Jornal DR1

O Cantador de Histórias: Um amor em fuga no Mercadão de São Paulo

HS 29 NO MERCADÃO DE SP

Era 25 de janeiro de 2012, um dia simbólico: aniversário da cidade de São Paulo. Enquanto a metrópole despertava preguiçosamente, o grupo Serenata & Cia se preparava para uma missão especial. Joana havia nos procurado semanas antes, com os olhos brilhando de amor e ansiedade. “Quero que José saiba o quanto ele é especial no dia do aniversário dele. Ele merece algo inesquecível.”

Joana escolheu o Mercadão como cenário para a homenagem porque o via como um templo icônico da cidade, um lugar que representava a alma paulistana com sua mistura de tradições, sabores e histórias, e também por ser o lugar onde José trabalhava.

Acordamos às 4h30, e, com um friozinho na barriga, seguimos rumo ao Mercadão. O sol ainda despontava tímido quando entramos naquelas arcadas repletas de aromas e cores. Os primeiros comerciantes, intrigados, nos observavam com sorrisos curiosos, enquanto afinamos o violão e aquecemos as vozes. Tudo parecia correr bem — até que José apareceu.

Ele estava organizando os produtos de sua loja, quando percebeu nosso movimento. Sua expressão transpareceu um misto de surpresa e pânico. Assim que entendeu o que estava para acontecer, largou tudo e disparou corredor afora. Ficamos atônitos por um momento, mas logo a missão falou mais alto. Saímos em seu encalço, pedindo pra nos ouvir enquanto clientes e lojistas riam, criando uma cena digna de uma comédia pastelão.

“José! Espera! Temos uma mensagem especial pra vc e é da Joana,                                      Ele, sem olhar para trás, gritou de volta: “Eu não pedi nada disso, me deixem em paz!”

Por minutos que pareciam eternos, rodamos pelos corredores — ele fugindo, nós insistindo, e os espectadores, entre risos e celulares erguidos, assistindo ao inusitado espetáculo. Finalmente, exaustos, desistimos. Retornamos à loja onde Joana nos esperava. Ela estava lá, desolada, com os olhos marejados. “Eu não consigo acreditar que ele fez isso”, sussurrou, enquanto a realidade do momento se acomodava no ar pesado de decepção.

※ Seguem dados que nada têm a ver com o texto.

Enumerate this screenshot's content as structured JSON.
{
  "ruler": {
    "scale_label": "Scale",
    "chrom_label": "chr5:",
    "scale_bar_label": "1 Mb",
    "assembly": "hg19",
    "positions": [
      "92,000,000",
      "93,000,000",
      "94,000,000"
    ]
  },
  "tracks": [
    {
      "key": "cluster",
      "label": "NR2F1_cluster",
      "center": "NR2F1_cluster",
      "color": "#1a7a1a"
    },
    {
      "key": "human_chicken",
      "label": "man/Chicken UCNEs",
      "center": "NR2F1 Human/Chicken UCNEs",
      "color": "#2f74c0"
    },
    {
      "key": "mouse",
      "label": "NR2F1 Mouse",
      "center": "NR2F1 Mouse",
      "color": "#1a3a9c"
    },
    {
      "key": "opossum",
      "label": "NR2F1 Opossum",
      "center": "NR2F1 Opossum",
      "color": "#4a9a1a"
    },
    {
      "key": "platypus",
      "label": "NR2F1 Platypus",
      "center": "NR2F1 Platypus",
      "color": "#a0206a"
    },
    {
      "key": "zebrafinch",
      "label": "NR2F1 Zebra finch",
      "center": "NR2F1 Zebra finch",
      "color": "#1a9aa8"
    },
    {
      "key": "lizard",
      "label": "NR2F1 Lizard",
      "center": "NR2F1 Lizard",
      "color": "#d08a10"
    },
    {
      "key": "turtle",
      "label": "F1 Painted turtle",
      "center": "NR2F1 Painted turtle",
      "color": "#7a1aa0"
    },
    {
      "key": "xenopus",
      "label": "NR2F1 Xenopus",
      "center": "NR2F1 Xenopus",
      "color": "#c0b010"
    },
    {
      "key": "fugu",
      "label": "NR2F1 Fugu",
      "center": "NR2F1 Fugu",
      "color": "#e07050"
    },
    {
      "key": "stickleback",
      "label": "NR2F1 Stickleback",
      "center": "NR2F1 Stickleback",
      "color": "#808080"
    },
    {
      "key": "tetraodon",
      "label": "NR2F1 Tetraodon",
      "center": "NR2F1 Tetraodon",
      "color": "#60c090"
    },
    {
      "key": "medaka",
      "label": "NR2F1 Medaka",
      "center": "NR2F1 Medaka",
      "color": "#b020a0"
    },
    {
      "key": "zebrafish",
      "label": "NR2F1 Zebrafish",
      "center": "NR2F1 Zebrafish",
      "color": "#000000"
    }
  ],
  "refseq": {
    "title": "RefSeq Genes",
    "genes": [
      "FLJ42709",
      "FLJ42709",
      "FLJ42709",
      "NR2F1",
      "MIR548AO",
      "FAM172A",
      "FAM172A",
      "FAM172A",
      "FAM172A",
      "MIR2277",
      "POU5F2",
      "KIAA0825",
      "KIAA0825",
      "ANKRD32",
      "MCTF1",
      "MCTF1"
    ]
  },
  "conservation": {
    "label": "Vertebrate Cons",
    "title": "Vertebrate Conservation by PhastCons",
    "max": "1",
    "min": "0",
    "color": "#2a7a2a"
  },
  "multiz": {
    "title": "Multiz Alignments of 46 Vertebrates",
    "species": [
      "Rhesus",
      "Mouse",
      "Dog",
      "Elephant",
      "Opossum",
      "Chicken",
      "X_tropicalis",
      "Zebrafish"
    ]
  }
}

Dias depois, soubemos que José e Joana haviam se separado. Segundo ela, aquele dia escancarou o que vinha sendo abafado: a falta de reciprocidade. “Eu quis demonstrar meu amor, mas percebi que talvez ele nunca tenha se importado tanto quanto eu.”

Ainda assim, naquele momento crítico, algo profundo surgiu. É estranho pensar como uma homenagem romântica pode virar um espelho para as relações. No fundo, não se trata apenas de uma serenata. Trata-se de se permitir ser vulnerável, de aceitar o amor que nos é dado e retribuí-lo à altura. Talvez José tenha fugido não só da música, mas também da responsabilidade de amar de volta com a mesma intensidade.

Enquanto guardávamos nossos instrumentos, um dos lojistas comentou: “Vocês trouxeram um pouco de poesia para o Mercadão. Mesmo que ele tenha fugido, foi inesquecível.” E talvez essa seja a essência da vida em São Paulo: é intensa, confusa, mas cheia de histórias para serem preservadas.

Assim como o aniversário da cidade, aquele dia deixou sua marca. Afinal, é nos momentos mais inusitados que encontramos a beleza e a verdade — ainda que seja em meio a corredores, risadas e um amor que escolheu não ficar.